Now on his Lil Tracey tour to promote his first album, last Sunday the rapper took to the Birmingham O2 Institute. It was a weird day for a gig and I found that the atmosphere was a bit off. But the event was sold out and his crowd, mainly mid-teens and male, were ready to rave. With a pool of vomit in the back and the walls literally dripping with sweat, I was expecting a mad one from AJ Tracey. His DJ, Jack Parker, had mosh pits going for an hour straight with club bangers like ‘Bad and Boujee’ and ‘Know Yourself’. One girl near me, upon hearing the familiar Drake beat, told her friend she hoped that Drake would come out. Mere days after Drake (in addition to Section Boyz, Skepta and Giggs) crashed Smoke Dawg’s XOYO gig in Shoreditch, I think the crowd were expecting something big. And they got it! Halfway through his set, Tracey brought out (Santan) Dave, the Streatham rapper who gained popularity with his incredible 2015 SBTV Warm Up Session, and who has gone on to make songs with AJ Tracey and Drake. The crowd absolutely loved it, more than they loved Tracey’s set.
Unfortunately, AJ Tracey… was ultimately overshadowed by nearly everyone else who took to the stage that night.
Tracey did not deliver the punchy flow and energy that Dave and Ets (who was more than just your average hype man) managed to do. Donning a black Trapstar hoodie, Tracey was quite rigid throughout the show. He peaked with a freestyle over Skepta’s universal rave starter ‘I Spy’, which included the bar, ‘my eyebrows meet in the middle so like Skepta nobody better chat to me’. ‘Naila’ really got people going (‘spinning, spinning!’) and a revamping of ‘Leave Me Alone’ over the beat of Whippin Excursion was another highlight. But ‘Pasta’ fell flat and Tracey didn’t even finish rapping ‘Buster Cannon’, his last song. He just strolled off stage with his crew while the instrumental kept going. I could feel the crowd’s disappointment and confusion after Tracey ended his set after only 45 minutes. His entrance onstage had been strangely underwhelming after an unceremonious transition between DJs and the crowd took a while to get moving. Dave’s entrance onstage outshone Tracey’s by a mile. I hate to say it but it was Dave who really made the gig. Even though he only performed his part of ‘Thiago Silva’, he stayed on stage and did all the jumping around that Tracey seemed to forget to do.
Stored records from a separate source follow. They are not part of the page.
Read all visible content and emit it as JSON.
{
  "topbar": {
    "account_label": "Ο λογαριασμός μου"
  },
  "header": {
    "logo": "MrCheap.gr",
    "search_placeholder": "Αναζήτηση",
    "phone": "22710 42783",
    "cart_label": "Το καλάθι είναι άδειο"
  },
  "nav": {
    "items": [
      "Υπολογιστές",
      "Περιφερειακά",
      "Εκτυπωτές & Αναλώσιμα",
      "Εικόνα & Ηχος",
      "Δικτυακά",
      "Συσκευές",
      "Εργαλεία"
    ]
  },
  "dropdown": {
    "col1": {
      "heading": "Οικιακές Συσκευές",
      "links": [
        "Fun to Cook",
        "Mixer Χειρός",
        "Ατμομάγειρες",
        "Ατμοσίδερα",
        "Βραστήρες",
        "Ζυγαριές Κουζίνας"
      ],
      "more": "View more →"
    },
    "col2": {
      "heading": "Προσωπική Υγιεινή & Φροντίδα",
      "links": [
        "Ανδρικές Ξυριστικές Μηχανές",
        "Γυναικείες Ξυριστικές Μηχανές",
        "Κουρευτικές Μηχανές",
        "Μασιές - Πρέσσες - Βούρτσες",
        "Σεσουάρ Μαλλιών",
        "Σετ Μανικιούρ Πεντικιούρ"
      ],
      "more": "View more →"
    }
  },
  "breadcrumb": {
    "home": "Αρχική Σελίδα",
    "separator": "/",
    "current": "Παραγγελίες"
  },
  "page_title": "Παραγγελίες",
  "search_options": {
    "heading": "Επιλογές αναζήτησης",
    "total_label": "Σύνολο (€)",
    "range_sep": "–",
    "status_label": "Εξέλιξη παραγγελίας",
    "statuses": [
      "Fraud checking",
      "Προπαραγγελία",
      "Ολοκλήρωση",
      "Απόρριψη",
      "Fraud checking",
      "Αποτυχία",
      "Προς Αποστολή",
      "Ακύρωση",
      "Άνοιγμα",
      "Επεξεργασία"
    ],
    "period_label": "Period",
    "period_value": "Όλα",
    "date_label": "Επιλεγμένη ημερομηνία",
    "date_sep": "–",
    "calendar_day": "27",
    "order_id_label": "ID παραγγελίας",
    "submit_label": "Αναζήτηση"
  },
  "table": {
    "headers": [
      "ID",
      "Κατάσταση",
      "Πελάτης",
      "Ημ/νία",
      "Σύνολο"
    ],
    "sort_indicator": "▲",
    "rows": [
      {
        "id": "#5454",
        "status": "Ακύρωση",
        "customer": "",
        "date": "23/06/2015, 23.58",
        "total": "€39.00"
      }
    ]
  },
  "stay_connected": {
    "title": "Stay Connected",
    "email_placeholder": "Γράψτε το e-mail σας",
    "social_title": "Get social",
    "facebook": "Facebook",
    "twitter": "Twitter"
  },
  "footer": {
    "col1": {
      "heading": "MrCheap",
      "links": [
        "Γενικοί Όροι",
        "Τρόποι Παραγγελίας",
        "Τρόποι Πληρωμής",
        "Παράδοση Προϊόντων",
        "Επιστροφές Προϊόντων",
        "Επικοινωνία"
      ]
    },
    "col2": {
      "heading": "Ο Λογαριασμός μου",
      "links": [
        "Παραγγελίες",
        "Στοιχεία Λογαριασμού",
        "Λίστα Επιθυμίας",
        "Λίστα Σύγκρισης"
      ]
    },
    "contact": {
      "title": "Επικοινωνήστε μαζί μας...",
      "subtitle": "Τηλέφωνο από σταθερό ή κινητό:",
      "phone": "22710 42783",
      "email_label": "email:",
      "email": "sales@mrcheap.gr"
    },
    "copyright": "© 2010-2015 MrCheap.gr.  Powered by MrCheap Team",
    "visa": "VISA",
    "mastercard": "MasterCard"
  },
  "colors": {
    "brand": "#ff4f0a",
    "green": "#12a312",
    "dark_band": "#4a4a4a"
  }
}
Of the four support acts, three were homegrown Birmingham grime rappers, who initially got the worst of the crowd’s disinterest. Tana attempted a call-and-response which completely flopped while K2 literally told the audience ‘you lot need to wake up’. But after a few collaborative songs, and Jaykae’s appearance, Brummie pride kicked in, and the crowd went crazy for the songs they did and didn’t know. As a (Greater) Londoner, I didn’t really get into it but it was great to see such energy. Unfortunately, AJ Tracey struggled to incite the same level of excitement and was ultimately overshadowed by nearly everyone else who took to the stage that night.
When I woke up the next morning it took me a while to remember that I had been to a gig the night before. He lacked the stage presence but Tracey still spit bars at lightning speed and performed great songs. On Sunday, I saw a new artist who wasn’t quite comfortable in his surroundings but has the potential to sell out larger, better shows in the future. His visually exciting music videos and remixes of American tracks tell me that Tracey is no ordinary rapper. I just hope his future shows reflect this.